A Saint for Our Times
Kateri’s canonization date has not been announced yet. She will be the first Native American from the continental United States to be declared a saint. Her sainthood will be the greatly celebrated across the globe and especially among the American Indian Community and societies that have formed in honor of Kateri.
Over the years, many stories of divine intervention have been attributed to Blessed Kateri. In my own life, a friend of mine developed a late-in-life ability to paint fine art (See where it has led: http://www.immaculataart.com/paintings.html )
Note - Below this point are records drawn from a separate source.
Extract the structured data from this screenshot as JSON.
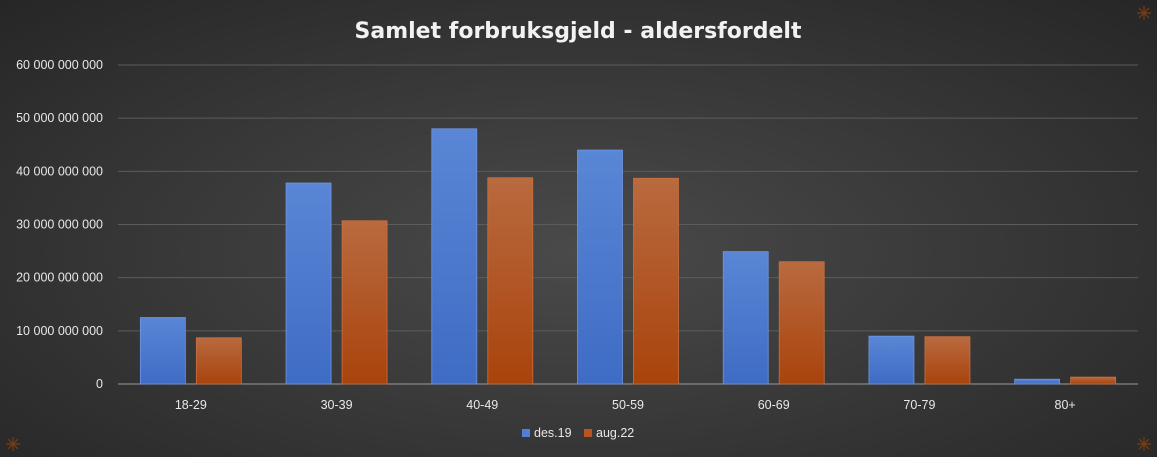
{
  "chart_data": {
    "type": "bar",
    "title": "Samlet forbruksgjeld - aldersfordelt",
    "xlabel": "",
    "ylabel": "",
    "categories": [
      "18-29",
      "30-39",
      "40-49",
      "50-59",
      "60-69",
      "70-79",
      "80+"
    ],
    "series": [
      {
        "name": "des.19",
        "color": "#4f7fd6",
        "values": [
          12500000000,
          37800000000,
          48000000000,
          44000000000,
          24900000000,
          9000000000,
          900000000
        ]
      },
      {
        "name": "aug.22",
        "color": "#b9541f",
        "values": [
          8700000000,
          30700000000,
          38800000000,
          38700000000,
          23000000000,
          8900000000,
          1300000000
        ]
      }
    ],
    "ylim": [
      0,
      60000000000
    ],
    "yticks": [
      0,
      10000000000,
      20000000000,
      30000000000,
      40000000000,
      50000000000,
      60000000000
    ],
    "ytick_labels": [
      "0",
      "10 000 000 000",
      "20 000 000 000",
      "30 000 000 000",
      "40 000 000 000",
      "50 000 000 000",
      "60 000 000 000"
    ],
    "grid": true,
    "legend_position": "bottom"
  }
}
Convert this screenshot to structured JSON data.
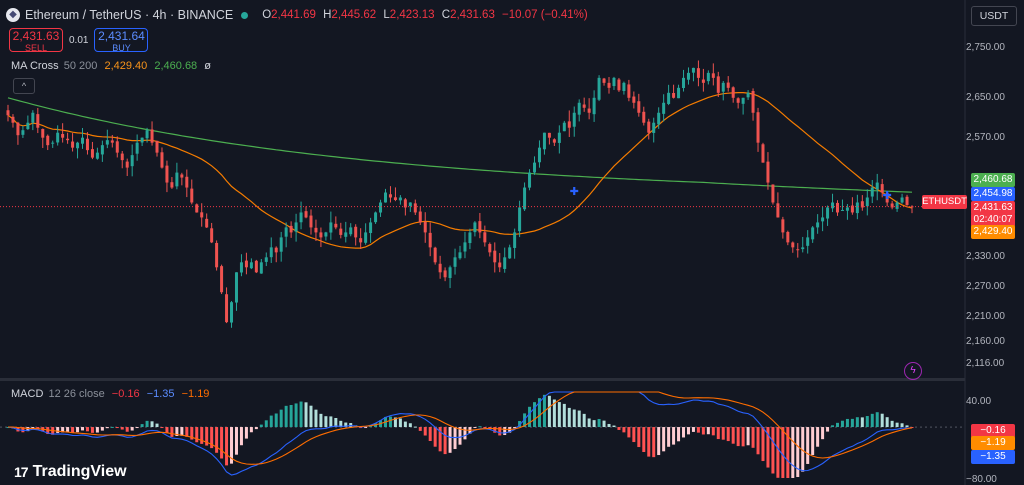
{
  "header": {
    "symbol": "Ethereum / TetherUS · 4h · BINANCE",
    "icon": "ethereum-logo-icon",
    "o_label": "O",
    "o_value": "2,441.69",
    "h_label": "H",
    "h_value": "2,445.62",
    "l_label": "L",
    "l_value": "2,423.13",
    "c_label": "C",
    "c_value": "2,431.63",
    "change": "−10.07 (−0.41%)"
  },
  "trade": {
    "sell_price": "2,431.63",
    "sell_label": "SELL",
    "spread": "0.01",
    "buy_price": "2,431.64",
    "buy_label": "BUY"
  },
  "ma_legend": {
    "name": "MA Cross",
    "params": "50 200",
    "v1": "2,429.40",
    "v2": "2,460.68",
    "suffix": "ø"
  },
  "macd_legend": {
    "name": "MACD",
    "params": "12 26 close",
    "hist": "−0.16",
    "macd": "−1.35",
    "signal": "−1.19"
  },
  "currency": "USDT",
  "price_axis": {
    "ticks": [
      "2,750.00",
      "2,650.00",
      "2,570.00",
      "2,330.00",
      "2,270.00",
      "2,210.00",
      "2,160.00",
      "2,116.00"
    ],
    "badges": [
      {
        "text": "2,460.68",
        "color": "#4caf50"
      },
      {
        "text": "2,454.98",
        "color": "#2962ff"
      },
      {
        "text": "2,431.63",
        "color": "#f23645"
      },
      {
        "text": "02:40:07",
        "color": "#f23645"
      },
      {
        "text": "2,429.40",
        "color": "#ff8c00"
      }
    ],
    "symbol_tag": "ETHUSDT"
  },
  "macd_axis": {
    "ticks": [
      "40.00"
    ],
    "badges": [
      {
        "text": "−0.16",
        "color": "#f23645"
      },
      {
        "text": "−1.19",
        "color": "#ff8c00"
      },
      {
        "text": "−1.35",
        "color": "#2962ff"
      }
    ],
    "bottom_tick": "−80.00"
  },
  "brand": "TradingView",
  "colors": {
    "up": "#26a69a",
    "down": "#ef5350",
    "ma50": "#f57c00",
    "ma200": "#4caf50",
    "macd": "#2962ff",
    "signal": "#ff6d00"
  },
  "chart_data": {
    "type": "candlestick",
    "ylim": [
      2100,
      2790
    ],
    "closes": [
      2615,
      2600,
      2575,
      2585,
      2600,
      2620,
      2590,
      2570,
      2555,
      2560,
      2580,
      2570,
      2565,
      2550,
      2560,
      2570,
      2545,
      2530,
      2540,
      2555,
      2565,
      2560,
      2540,
      2525,
      2510,
      2535,
      2560,
      2570,
      2585,
      2560,
      2540,
      2510,
      2480,
      2470,
      2500,
      2490,
      2470,
      2440,
      2420,
      2410,
      2390,
      2360,
      2310,
      2260,
      2200,
      2240,
      2300,
      2320,
      2310,
      2320,
      2300,
      2320,
      2330,
      2350,
      2340,
      2370,
      2390,
      2380,
      2400,
      2420,
      2410,
      2390,
      2380,
      2370,
      2380,
      2400,
      2390,
      2375,
      2380,
      2390,
      2370,
      2360,
      2380,
      2400,
      2420,
      2440,
      2460,
      2450,
      2445,
      2450,
      2430,
      2440,
      2420,
      2400,
      2380,
      2350,
      2320,
      2300,
      2290,
      2310,
      2330,
      2340,
      2360,
      2380,
      2400,
      2380,
      2360,
      2340,
      2320,
      2310,
      2330,
      2350,
      2380,
      2430,
      2470,
      2500,
      2520,
      2550,
      2580,
      2570,
      2560,
      2580,
      2600,
      2590,
      2620,
      2640,
      2630,
      2620,
      2650,
      2690,
      2680,
      2670,
      2690,
      2665,
      2680,
      2650,
      2640,
      2620,
      2600,
      2580,
      2600,
      2620,
      2640,
      2660,
      2650,
      2670,
      2690,
      2700,
      2710,
      2690,
      2680,
      2700,
      2690,
      2660,
      2680,
      2670,
      2650,
      2640,
      2650,
      2660,
      2620,
      2560,
      2520,
      2480,
      2440,
      2410,
      2380,
      2360,
      2350,
      2345,
      2350,
      2370,
      2390,
      2400,
      2410,
      2430,
      2440,
      2420,
      2425,
      2430,
      2420,
      2440,
      2430,
      2450,
      2470,
      2480,
      2460,
      2440,
      2430,
      2440,
      2450,
      2435,
      2431.63
    ],
    "ma50_current": 2429.4,
    "ma200_current": 2460.68,
    "cross_markers": [
      2463,
      2454.98
    ],
    "last_price": 2431.63,
    "macd_ylim": [
      -80,
      55
    ],
    "macd_current": {
      "hist": -0.16,
      "macd": -1.35,
      "signal": -1.19
    }
  }
}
Her first painting after the age of fifty, was Kateri. “I did not really understand the inspiration since I’m not Native American, but I followed it,” she said. The picture, titled “Holding onto Faith” depicts the young Mohawk maiden holding a cross to her heart. It has been used in calendars and other venues within the Indian Community. Nellie, with Kateri as the inspiration, has also been working among Native Americans to promote a pro-life group within their communities.
The Church often moves slowly towards canonization, and no doubt, many devotees were impatient for Kateri’s sainthood to be formally announced. Yet, as Catholics, we trust that God chooses the times when we can benefit most from. So surely, our future St. Kateri Tekakwitha is a saint chosen for just our times and her intercession will continue to attain miracles among the faithful.